Below is a concrete walkthrough showing how the algorithm above generates a breadth-first traversal from root node 4.


queue = [4], visited = {4:T}, traversal = [4]

unload 4 --> queue = []
- child 0 has not been visited, so visit it
    queue = [0]
    visited = {0:T,4:T}
    traversal = [4,0]
- child 8 has not been visited, so visit it
    queue = [0,8]
    visited = {0:T,4:T,8:T}
    traversal = [4,0,8]
- child 6 has not been visited, so visit it
    queue = [0,8,6]
    visited = {0:T,4:T,6:T,8:T}
    traversal = [4,0,8,6]

unload 0 --> queue = [8,6]
- child 2 has not been visited, so visit it
    queue = [8,6,2]
    visited = {0:T,2:T,4:T,6:T,8:T}
    traversal = [4,0,8,6,2]
- child 3 has not been visited, so visit it
    queue = [8,6,2,3]
    visited = {0:T,2:T,3:T,4:T,6:T,8:T}
    traversal = [4,0,8,6,2,3]

unload 8 --> queue = [6,2,3]
- (no children)

unload 6 --> queue = [2,3]
- child 3 has already been visited, so skip it

unload 2 --> queue = [3]
- (no children)

unload 3 --> queue = []
- child 1 has not been visited, so visit it
    queue = [1]
    visited = {0:T,1:T,2:T,3:T,4:T,6:T,8:T}
    traversal = [4,0,8,6,2,3,1]
- child 9 has not been visited, so visit it
    queue = [1,9]
    visited = {0:T,1:T,2:T,3:T,4:T,6:T,8:T,9:T}
    traversal = [4,0,8,6,2,3,1,9]
- child 5 has not been visited, so visit it
    queue = [1,9,5]
    visited = {0:T,1:T,2:T,3:T,4:T,5:T,6:T,8:T,9:T}
    traversal = [4,0,8,6,2,3,1,9,5]

unload 1 --> queue = [9,5]
- (no children)

unload 9 --> queue = [5]
- (no children)

unload 5 --> queue = []
- child 7 has not been visited, so visit it
    queue = [7]
    visited = {0:T,1:T,2:T,3:T,4:T,5:T,6:T,7:T,8:T,9:T}
    traversal = [4,0,8,6,2,3,1,9,5,7]

unload 7 --> queue = []
- (no children)

queue is empty --> nothing left to unload --> DONE
Final traversal: [4,0,8,6,2,3,1,9,5,7]

Generating a depth-first traversal is almost exactly the same. The only difference is that we use a stack instead of a queue. A concrete example illustrating the difference between a stack and a queue is given below.

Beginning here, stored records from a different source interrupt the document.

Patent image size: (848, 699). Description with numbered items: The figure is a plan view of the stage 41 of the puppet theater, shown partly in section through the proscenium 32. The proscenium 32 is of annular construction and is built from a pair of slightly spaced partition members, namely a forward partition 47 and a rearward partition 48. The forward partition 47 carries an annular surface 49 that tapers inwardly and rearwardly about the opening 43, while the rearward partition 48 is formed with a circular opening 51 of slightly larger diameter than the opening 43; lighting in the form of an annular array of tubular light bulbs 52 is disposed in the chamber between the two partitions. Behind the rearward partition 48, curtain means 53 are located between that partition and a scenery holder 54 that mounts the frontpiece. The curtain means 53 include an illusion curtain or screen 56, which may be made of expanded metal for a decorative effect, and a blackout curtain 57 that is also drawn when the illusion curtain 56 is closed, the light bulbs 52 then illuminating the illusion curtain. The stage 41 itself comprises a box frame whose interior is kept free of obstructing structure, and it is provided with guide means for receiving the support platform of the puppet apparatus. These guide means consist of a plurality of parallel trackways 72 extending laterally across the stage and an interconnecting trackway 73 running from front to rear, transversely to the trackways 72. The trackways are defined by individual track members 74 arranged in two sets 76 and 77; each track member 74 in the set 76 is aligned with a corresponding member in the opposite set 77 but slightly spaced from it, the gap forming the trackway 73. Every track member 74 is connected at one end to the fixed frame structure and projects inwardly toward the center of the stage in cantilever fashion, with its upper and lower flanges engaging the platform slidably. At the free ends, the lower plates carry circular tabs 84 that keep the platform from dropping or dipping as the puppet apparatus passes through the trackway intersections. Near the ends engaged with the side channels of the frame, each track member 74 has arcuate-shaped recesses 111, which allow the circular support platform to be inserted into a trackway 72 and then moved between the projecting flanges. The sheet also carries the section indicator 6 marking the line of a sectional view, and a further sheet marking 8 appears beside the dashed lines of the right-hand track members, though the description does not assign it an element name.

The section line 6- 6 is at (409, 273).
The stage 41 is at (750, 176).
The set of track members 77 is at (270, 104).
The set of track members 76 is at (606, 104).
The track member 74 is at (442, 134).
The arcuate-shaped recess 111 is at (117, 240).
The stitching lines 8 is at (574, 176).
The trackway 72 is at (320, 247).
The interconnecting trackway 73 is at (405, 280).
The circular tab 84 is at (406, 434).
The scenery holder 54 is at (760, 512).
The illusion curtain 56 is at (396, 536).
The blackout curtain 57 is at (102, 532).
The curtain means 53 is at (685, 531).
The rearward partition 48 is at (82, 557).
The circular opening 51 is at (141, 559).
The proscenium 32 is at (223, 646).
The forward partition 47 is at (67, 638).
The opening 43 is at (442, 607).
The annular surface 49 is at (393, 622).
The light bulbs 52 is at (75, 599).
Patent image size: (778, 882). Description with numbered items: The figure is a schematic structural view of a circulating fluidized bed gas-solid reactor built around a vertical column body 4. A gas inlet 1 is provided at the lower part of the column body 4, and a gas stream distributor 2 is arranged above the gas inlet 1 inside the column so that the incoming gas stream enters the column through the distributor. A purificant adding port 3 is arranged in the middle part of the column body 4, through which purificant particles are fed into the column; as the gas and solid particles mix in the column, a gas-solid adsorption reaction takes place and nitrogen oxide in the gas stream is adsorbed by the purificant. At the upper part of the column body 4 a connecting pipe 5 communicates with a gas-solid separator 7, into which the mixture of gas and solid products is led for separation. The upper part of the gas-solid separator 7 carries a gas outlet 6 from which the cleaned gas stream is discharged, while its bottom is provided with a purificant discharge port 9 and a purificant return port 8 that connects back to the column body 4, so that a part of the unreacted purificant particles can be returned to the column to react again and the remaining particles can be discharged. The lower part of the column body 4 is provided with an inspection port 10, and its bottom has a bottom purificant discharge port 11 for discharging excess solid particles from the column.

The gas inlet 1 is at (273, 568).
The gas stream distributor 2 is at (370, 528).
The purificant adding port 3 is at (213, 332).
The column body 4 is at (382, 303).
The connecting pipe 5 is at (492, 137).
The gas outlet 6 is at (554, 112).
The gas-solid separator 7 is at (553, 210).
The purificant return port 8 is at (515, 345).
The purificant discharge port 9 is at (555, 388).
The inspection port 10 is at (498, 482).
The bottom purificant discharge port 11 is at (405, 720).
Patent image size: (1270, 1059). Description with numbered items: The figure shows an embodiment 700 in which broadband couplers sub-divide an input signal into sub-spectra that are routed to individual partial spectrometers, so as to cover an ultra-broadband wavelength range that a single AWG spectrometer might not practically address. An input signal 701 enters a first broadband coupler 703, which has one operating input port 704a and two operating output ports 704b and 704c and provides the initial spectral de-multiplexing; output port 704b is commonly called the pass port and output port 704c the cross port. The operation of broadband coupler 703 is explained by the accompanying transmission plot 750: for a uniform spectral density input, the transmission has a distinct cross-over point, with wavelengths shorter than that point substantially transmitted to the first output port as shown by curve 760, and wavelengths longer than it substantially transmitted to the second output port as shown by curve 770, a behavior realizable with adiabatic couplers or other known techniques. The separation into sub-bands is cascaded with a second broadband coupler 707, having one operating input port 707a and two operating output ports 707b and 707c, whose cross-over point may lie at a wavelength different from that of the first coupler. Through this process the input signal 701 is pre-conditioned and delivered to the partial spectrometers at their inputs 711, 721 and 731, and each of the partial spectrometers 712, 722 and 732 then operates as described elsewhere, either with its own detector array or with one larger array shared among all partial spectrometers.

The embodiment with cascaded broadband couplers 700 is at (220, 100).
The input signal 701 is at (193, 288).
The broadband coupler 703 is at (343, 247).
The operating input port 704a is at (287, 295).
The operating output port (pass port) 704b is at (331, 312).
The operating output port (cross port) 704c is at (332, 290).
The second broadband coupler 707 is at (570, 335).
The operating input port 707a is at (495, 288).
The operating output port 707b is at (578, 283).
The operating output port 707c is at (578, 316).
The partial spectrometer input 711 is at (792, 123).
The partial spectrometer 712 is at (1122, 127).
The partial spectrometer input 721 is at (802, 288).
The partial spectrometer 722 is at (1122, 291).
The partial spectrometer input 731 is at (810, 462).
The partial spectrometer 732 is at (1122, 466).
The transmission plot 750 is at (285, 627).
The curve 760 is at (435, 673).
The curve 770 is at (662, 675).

With a queue, we load on the right and unload on the left. For example, given a queue [1,2], loading 3 gives [1,2,3]. If we unload, the unloaded element is 1 and the remaining queue is [2,3].
With a stack, we load on the right and unload on the right. For example, given a stack [1,2], loading 3 gives [1,2,3]. If we unload, the unloaded element is 3 and the remaining stack is [1,2].

Time Complexity

Because breadth-first and depth-first traversals both visit each node once and only once, they both have time complexity $O(n)$ where $n$ is the number of nodes in the graph.

Exercises

Implement a Graph class with all the methods described above, and make sure to test it on several different types of graphs. You can use the graph shown here as one of your test cases, but you should also test several significantly different cases (e.g. cycles, an instance of two arrows pointing the opposite way, a disconnected graph, etc).